L'ÎLE SAINT-JEAN
26 Mars 2017 , Rédigé par André Boyer Publié dans #HISTOIRE
La colonie de l’ile Royale comprenait en pratique deux iles, l’ile Royale proprement dite et l’ile Saint-Jean. Cette dernière avait une superficie de 5683 km² contre les 6350 km² de l’île Royale, et elle jouait le rôle de garde-manger pour Louisbourg.
En 1534, Jacques Cartier, émerveillé, décrit l’île Saint-Jean comme «la terre la plus belle que l'on puisse imaginer». Mais il fallut attendre l'été 1620 pour que les trois cent premiers colons arrivent sur l'île durant l'été pour fonder des villages de pêcheurs sur la côte nord de l'île et un bourg agricole, Port-la-Joy (aujourd'hui Charlottetown, trente cinq mille habitants).
En 1653, Nicolas Denys, un marchand originaire de La Rochelle, obtint la concession de pêche de l'île Saint-Jean, un territoire si immense qu'il était équivalent à la totalité du littoral atlantique français : il s'étendait depuis le Cap-des-Rosiers sur la côte de Gaspé, en passant par toute l'Acadie continentale, l'île Saint-Jean, l'île Royale, jusqu'aux îles de la Madeleine. En contrepartie, il était tenu d'y implanter des établissements permanents et d'y installer des colons. Sur cette aventure, il a publié en 1672 un ouvrage intitulé Description géographique et historique des côtes de l'Amérique septentrionale, avec l'histoire naturelle de ce païs, qui reste l’un des livres les plus précieux sur l'Acadie et sur la Nouvelle-France.

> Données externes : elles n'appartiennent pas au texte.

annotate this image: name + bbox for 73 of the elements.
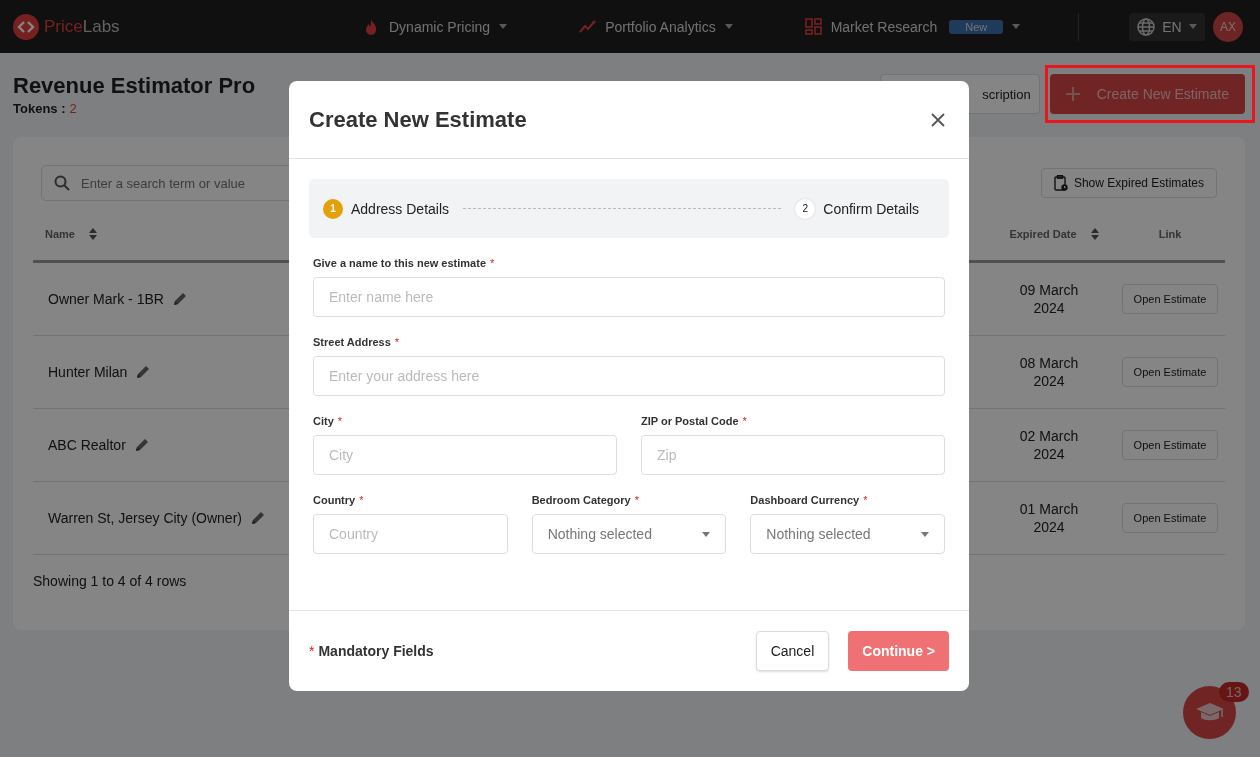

Cette concession n’eut pas le succès escompté en matière d’implantation de populations. Aussi, après le traité d’Utrecht de 1713, le roi accorda en 1720 une nouvelle concession à un Normand proche de Louis XV, Louis-Hyacinthe Castel qui fit venir dans l’île Saint-Jean une centaine d’artisans, accompagnés d’une trentaine de femmes. Dès 1721, une petite garnison des Compagnies franches de la Marine fut installée à Port-la-Joy, dans le sud de l’île. L’endroit était facile à défendre et la pêche y était très active.

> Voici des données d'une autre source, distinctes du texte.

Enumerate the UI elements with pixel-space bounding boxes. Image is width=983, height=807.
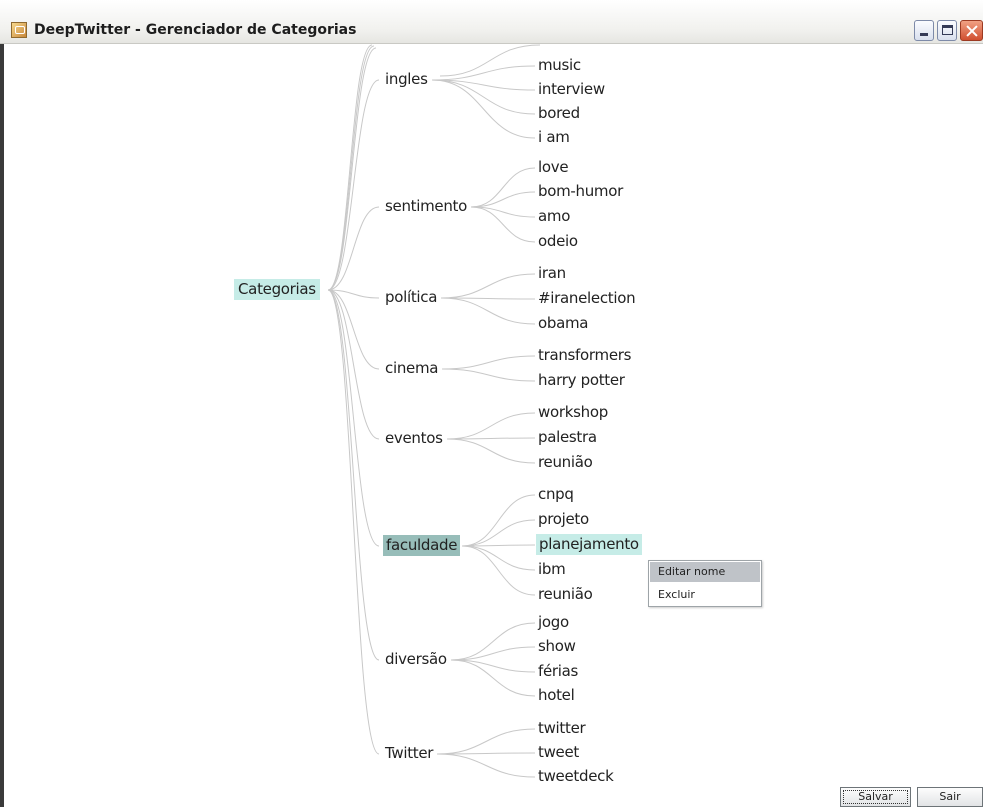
leaf-edge-offscreen [439, 44, 541, 77]
category-node-diversao[interactable]: diversão [383, 649, 449, 670]
root-edge-offscreen [327, 44, 373, 291]
root-edge [327, 289, 380, 661]
minimize-button[interactable] [914, 20, 934, 41]
category-edge [450, 622, 536, 661]
leaf-node-love[interactable]: love [536, 157, 570, 178]
leaf-node-harry-potter[interactable]: harry potter [536, 370, 627, 391]
leaf-node-transformers[interactable]: transformers [536, 345, 633, 366]
category-edge [446, 438, 536, 464]
category-edge [440, 297, 536, 325]
leaf-node-amo[interactable]: amo [536, 206, 572, 227]
category-edge [431, 79, 536, 139]
exit-button[interactable]: Sair [917, 787, 983, 807]
category-edge [431, 79, 536, 115]
window-title-bar[interactable]: DeepTwitter - Gerenciador de Categorias [0, 0, 983, 44]
root-edge [327, 289, 380, 440]
category-edge [440, 273, 536, 299]
leaf-node-bored[interactable]: bored [536, 103, 582, 124]
category-edge [470, 206, 536, 243]
leaf-node-hotel[interactable]: hotel [536, 685, 576, 706]
leaf-node-ferias[interactable]: férias [536, 661, 580, 682]
maximize-button[interactable] [937, 20, 957, 41]
category-edge [436, 752, 536, 755]
leaf-node-iran[interactable]: iran [536, 263, 568, 284]
leaf-node-bom-humor[interactable]: bom-humor [536, 181, 625, 202]
category-node-twitter[interactable]: Twitter [383, 743, 435, 764]
leaf-node-workshop[interactable]: workshop [536, 402, 610, 423]
root-edge [327, 289, 380, 547]
menu-item-delete[interactable]: Excluir [650, 585, 760, 605]
leaf-node-show[interactable]: show [536, 636, 578, 657]
category-edge [446, 437, 536, 440]
menu-item-edit-name[interactable]: Editar nome [650, 562, 760, 582]
window-title: DeepTwitter - Gerenciador de Categorias [34, 22, 357, 38]
java-app-icon [11, 22, 27, 38]
category-edge [450, 659, 536, 673]
context-menu[interactable]: Editar nome Excluir [648, 560, 762, 607]
close-button[interactable] [960, 20, 983, 41]
leaf-node-interview[interactable]: interview [536, 79, 607, 100]
category-node-eventos[interactable]: eventos [383, 428, 445, 449]
leaf-node-cnpq[interactable]: cnpq [536, 484, 576, 505]
category-edge [470, 206, 536, 218]
root-edge [327, 289, 380, 370]
category-node-cinema[interactable]: cinema [383, 358, 440, 379]
leaf-node-twitter[interactable]: twitter [536, 718, 587, 739]
category-edge [431, 79, 536, 91]
category-edge [446, 412, 536, 440]
leaf-node-projeto[interactable]: projeto [536, 509, 591, 530]
category-edge [450, 646, 536, 661]
category-edge [461, 545, 536, 571]
category-edge [441, 355, 536, 370]
save-button[interactable]: Salvar [840, 787, 911, 807]
root-edge [327, 289, 380, 755]
window-frame-left [0, 44, 4, 807]
leaf-node-i-am[interactable]: i am [536, 127, 572, 148]
category-edge [470, 191, 536, 208]
leaf-node-reuniao[interactable]: reunião [536, 452, 595, 473]
category-edge [461, 544, 536, 547]
category-node-politica[interactable]: política [383, 287, 439, 308]
category-edge [436, 728, 536, 755]
category-edge [450, 659, 536, 697]
root-edge-offscreen [327, 47, 377, 291]
category-edge [440, 297, 536, 300]
leaf-node-palestra[interactable]: palestra [536, 427, 599, 448]
category-edge [461, 519, 536, 547]
leaf-node-tweetdeck[interactable]: tweetdeck [536, 766, 615, 787]
leaf-node-ibm[interactable]: ibm [536, 559, 567, 580]
root-edge [327, 289, 380, 299]
leaf-node-tweet[interactable]: tweet [536, 742, 581, 763]
category-edge [470, 167, 536, 208]
tree-connector-lines [327, 44, 541, 778]
category-edge [461, 545, 536, 596]
leaf-node-obama[interactable]: obama [536, 313, 590, 334]
leaf-node-reuniao[interactable]: reunião [536, 584, 595, 605]
root-edge-offscreen [327, 45, 375, 291]
leaf-node-odeio[interactable]: odeio [536, 231, 580, 252]
tree-root-node[interactable]: Categorias [234, 279, 320, 300]
category-node-ingles[interactable]: ingles [383, 69, 430, 90]
root-edge [327, 79, 380, 291]
leaf-node-planejamento[interactable]: planejamento [536, 534, 642, 555]
root-edge [327, 206, 380, 291]
category-edge [461, 494, 536, 547]
category-edge [441, 368, 536, 382]
leaf-node-iranelection[interactable]: #iranelection [536, 288, 637, 309]
leaf-node-music[interactable]: music [536, 55, 583, 76]
leaf-node-jogo[interactable]: jogo [536, 612, 571, 633]
category-edge [436, 753, 536, 778]
category-edge [431, 65, 536, 81]
category-node-sentimento[interactable]: sentimento [383, 196, 469, 217]
category-node-faculdade[interactable]: faculdade [383, 535, 461, 556]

Mais les hivers étaient si rudes que vingt pour cent des colons décédaient chaque année, si bien que la Compagnie de l'île Saint-Jean fit faillite, obligeant la garnison et les colons à retourner en France en ne laissant dans l’île que quelques Acadiens. Pour aggraver encore la situation, l'île Saint‑Jean passa aux mains des Britanniques de 1726 à 1730. L’île comptait alors un millier d’habitants et elle constituait déjà le grenier de Louisbourg.
Puis, en juin 1745, pendant la guerre de la Succession d'Autriche, un important contingent de colons anglais provenant de la Nouvelle‑Angleterre s’empara de Louisbourg. Aussitôt trois cent miliciens débarquèrent dans l’ile Saint-Jean avec pour objectif de vider l’île des ses colons français. Il ne resta alors, comme d’habitude, que quelques familles acadiennes.
Trois ans plus tard, après le traité d'Aix-la-Chapelle de 1748, l'île Royale et l'île Saint-Jean furent rendues à la France en échange de la ville de Madras en Inde, ce qui rendit furieux les colons de la Nouvelle-Angleterre. Claude-Élisabeth Denys de Bonaventure, commandant de l'île Saint-Jean, y rétablit la souveraineté française et réussit à attirer un millier de nouveaux colons qui étaient supposés se consacrer à l’agriculture.
Sept ans plus tard, en 1755, la population de l’île Saint-Jean s’élevait déjà à trois mille habitants, sans compter les militaires. Mais les autorités de la Nouvelle-Angleterre et de la Nouvelle-Écosse voulaient absolument faire disparaître la colonie de l’île Royale. Ils s’opposaient d’ailleurs à l’émigration des Acadiens vers l’ile, afin de ne pas y renforcer encore la présence française.
Car la colonie était florissante: en 1737, la valeur des exportations de morue de l'île Royale était huit fois supérieure à celle de la traite des fourrures au Canada et son succès était tel qu’il entrainait le déclin de l'industrie de la pêche dans les colonies de la Nouvelle-Angleterre.
La colonie de l’île Royale représentait donc une menace économique pour les colonies anglaises, tout en constituant un pôle stratégique de première importance pour la Nouvelle-France.